European Economic
and Social Committee
Lebensmittel dürfen nicht als finanzielle Vermögenswerte behandelt werden – sie sind keine Ware wie jede andere.
Die weltweite Lebensmittelpreiskrise wurde durch den Krieg in der Ukraine zusätzlich verschärft. Tatsächlich ist sie jedoch auf eher strukturelle und systemische Schwachstellen des Rohstoffmarkts zurückzuführen, die zu Hunger führen und die Existenzgrundlage der Menschen bedrohen. Dies hob der EWSA in einer am 14. Dezember verabschiedeten Initiativstellungnahme hervor.

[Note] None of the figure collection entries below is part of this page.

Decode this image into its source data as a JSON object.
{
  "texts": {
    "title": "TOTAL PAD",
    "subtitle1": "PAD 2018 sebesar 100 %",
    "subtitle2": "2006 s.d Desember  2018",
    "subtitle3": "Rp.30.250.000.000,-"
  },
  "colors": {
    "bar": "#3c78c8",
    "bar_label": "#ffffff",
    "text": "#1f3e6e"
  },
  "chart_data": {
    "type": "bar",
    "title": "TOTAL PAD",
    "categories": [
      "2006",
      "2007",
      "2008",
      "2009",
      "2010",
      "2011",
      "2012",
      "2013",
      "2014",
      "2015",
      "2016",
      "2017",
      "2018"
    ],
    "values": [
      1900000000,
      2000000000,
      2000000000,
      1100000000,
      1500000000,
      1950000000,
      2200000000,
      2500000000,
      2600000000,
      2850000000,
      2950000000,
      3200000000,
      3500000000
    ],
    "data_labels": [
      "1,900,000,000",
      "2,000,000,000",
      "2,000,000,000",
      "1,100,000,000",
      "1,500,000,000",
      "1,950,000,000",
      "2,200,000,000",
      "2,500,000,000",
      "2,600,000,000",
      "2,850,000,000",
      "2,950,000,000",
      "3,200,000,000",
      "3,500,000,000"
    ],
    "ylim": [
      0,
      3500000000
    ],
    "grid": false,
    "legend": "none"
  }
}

Die Lebensmittelpreiskrise wird nicht nur durch Konflikte, Klimaschocks und die COVID-19-Pandemie angefacht, sondern zuletzt auch durch die Preissteigerungen bei Lebensmitteln, Kraftstoff und Düngemitteln infolge des Krieges in der Ukraine. Der Nahrungsmittel-Preisindex erreichte im Jahr 2022 einen Höchstwert, was mit einem weltweiten Anstieg der Ernährungsunsicherheit einherging.
Der Umfang und die Tragweite der derzeitigen Preisvolatilität lassen sich nur teilweise durch Fundamentaldaten der Märkte erklären. Eine der zugrunde liegenden Schwachstellen des Lebensmittelsystems ist der undurchsichtige und dysfunktionale Charakter der Getreidemärkte.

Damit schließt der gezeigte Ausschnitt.